Week 2: Flip, Twist & Swivel

*Content warning: My project deals with pediatric sexual abuse. Please exercise self-care while reading.

Wow – it’s only been two weeks and I’ve already learned about and experienced so many aspects of the engineering design process! It’s astonishing that I’m already a third of the way to the end of the internship, and it’s been a whirlwind so far. We’ve accomplished so much….

And we’ve also had more than a few moments of frustration. We met with our client for the second time, finalized our design criteria, decomposed our project into components, compared and ranked our design objectives by importance, and we were finally ready to brainstorm and narrow down our options to the 1-2 ideas we would prototype. After several productive brainstorming sessions (and 74 sticky notes and a bunch of diagrams drawn on whiteboards and tables), we were really struggling to objectively evaluate our ideas. How were we supposed to compare our ideas if we didn’t even have a standard?

Ideas from one of our brainstorming sessions!
Our design objectives & targets

 

 

 

 

 

 

 

 

 

All of the other teams this summer are iterating on existing projects, but we’re starting something from scratch. What were we supposed to use as a reference for comparison?

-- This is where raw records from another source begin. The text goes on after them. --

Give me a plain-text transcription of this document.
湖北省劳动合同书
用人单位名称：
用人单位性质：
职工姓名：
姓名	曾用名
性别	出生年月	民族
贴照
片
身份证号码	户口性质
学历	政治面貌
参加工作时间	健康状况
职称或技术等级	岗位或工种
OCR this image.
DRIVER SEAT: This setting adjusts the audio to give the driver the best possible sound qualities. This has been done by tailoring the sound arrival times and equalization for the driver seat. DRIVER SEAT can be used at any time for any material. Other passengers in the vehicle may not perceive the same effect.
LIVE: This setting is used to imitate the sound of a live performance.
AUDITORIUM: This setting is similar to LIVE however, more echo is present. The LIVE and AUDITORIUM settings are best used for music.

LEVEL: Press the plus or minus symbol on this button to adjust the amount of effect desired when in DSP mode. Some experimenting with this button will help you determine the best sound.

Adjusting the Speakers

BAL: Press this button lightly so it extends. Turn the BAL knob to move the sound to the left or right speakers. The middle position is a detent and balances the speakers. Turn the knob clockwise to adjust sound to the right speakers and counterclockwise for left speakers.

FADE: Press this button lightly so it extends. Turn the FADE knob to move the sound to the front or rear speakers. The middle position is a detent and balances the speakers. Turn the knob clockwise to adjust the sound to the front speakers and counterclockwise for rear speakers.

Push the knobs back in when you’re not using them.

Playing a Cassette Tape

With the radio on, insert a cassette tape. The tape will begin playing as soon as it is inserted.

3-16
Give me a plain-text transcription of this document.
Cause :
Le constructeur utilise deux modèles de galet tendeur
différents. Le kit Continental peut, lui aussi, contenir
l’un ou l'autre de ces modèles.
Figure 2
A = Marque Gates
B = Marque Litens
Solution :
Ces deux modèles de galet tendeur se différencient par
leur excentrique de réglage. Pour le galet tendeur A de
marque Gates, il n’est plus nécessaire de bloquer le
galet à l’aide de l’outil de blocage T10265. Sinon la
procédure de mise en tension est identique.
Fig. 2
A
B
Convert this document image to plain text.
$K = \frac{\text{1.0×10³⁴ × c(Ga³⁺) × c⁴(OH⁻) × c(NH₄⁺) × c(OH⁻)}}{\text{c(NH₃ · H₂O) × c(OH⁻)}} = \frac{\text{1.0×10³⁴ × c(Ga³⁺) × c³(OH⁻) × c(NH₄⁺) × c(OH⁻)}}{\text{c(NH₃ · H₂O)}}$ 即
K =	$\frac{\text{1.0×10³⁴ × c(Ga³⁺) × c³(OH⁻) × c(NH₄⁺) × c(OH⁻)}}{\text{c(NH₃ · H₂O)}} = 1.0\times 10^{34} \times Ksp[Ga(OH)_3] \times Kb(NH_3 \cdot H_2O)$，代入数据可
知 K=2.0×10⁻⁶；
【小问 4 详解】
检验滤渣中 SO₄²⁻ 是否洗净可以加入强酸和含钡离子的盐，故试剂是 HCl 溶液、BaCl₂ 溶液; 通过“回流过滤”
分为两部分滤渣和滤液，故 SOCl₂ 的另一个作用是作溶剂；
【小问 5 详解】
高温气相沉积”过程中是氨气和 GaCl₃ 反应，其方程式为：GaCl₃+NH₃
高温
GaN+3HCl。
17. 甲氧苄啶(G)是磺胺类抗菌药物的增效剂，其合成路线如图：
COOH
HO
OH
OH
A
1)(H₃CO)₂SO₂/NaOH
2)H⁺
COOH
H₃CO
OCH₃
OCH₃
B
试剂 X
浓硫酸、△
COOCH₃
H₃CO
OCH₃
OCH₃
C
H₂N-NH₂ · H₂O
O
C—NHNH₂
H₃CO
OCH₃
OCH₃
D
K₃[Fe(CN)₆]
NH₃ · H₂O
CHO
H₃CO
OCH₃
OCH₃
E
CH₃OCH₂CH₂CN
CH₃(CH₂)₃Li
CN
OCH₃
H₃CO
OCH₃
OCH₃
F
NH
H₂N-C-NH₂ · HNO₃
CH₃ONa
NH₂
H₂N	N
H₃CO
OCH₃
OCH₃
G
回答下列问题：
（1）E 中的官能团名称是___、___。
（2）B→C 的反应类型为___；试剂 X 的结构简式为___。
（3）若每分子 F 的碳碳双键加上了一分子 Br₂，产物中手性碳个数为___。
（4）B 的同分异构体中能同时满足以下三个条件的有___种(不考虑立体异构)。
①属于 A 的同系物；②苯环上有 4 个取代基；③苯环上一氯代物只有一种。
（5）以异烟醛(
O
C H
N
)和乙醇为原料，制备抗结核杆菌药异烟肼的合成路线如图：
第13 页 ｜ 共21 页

LUCIA? And even more concerning, our design objectives are so dependent on user feedback (since it’s a training model) that it’s difficult to rank our ideas without having prototypes to work with.

After 4 hours of painstakingly trying to narrow down our list of potential things to prototype (2 hours of which were spent arguing about whether we wanted the model to rotate by flipping, twisting, or swiveling), we decided to make low-fidelity (really crude) prototypes of 4-5 different options as opposed to 1 or 2, and then narrow down from there:

“Flip”
“Twist”
“Swivel”

 

 

 

 

 

 

 

 

You’d think this would help us, right? Well… turns out that all of our prototypes were pretty equally functional! Though that’s definitely a good place to be in, we were really unsure how to move forward with a specific prototype. Eventually, we decided we’ll meet again with our client, show her our prototypes, and discuss her preferences.

3D-printed labia mold
Crude Play-Doh labia imitation w/ hymen representation

Another update: we got the CAD designs for labia from the LUCIA project and 3D-printed a scaled-down version of the mold so that we can experiment with silicone rubbers and Dragon Skin for both the labia and hymenal tissue this week and next week! While we’re waiting to figure out how, when, and where to procure materials to experiment with for mimicking skin tissue, we’ll be working on making better prototypes of the base and frame of the model, and polishing the rotation mechanism.

 

 

If this past week has taught me anything, it’s about how important it is to slow down and really take the time to evaluate your design options before moving forward with building and prototyping. The leap between brainstorming and choosing solutions to prototype is an incredibly important step in the design process. And, sometimes, maybe you just need to ask the end user whether it’s best to flip, twist, or swivel.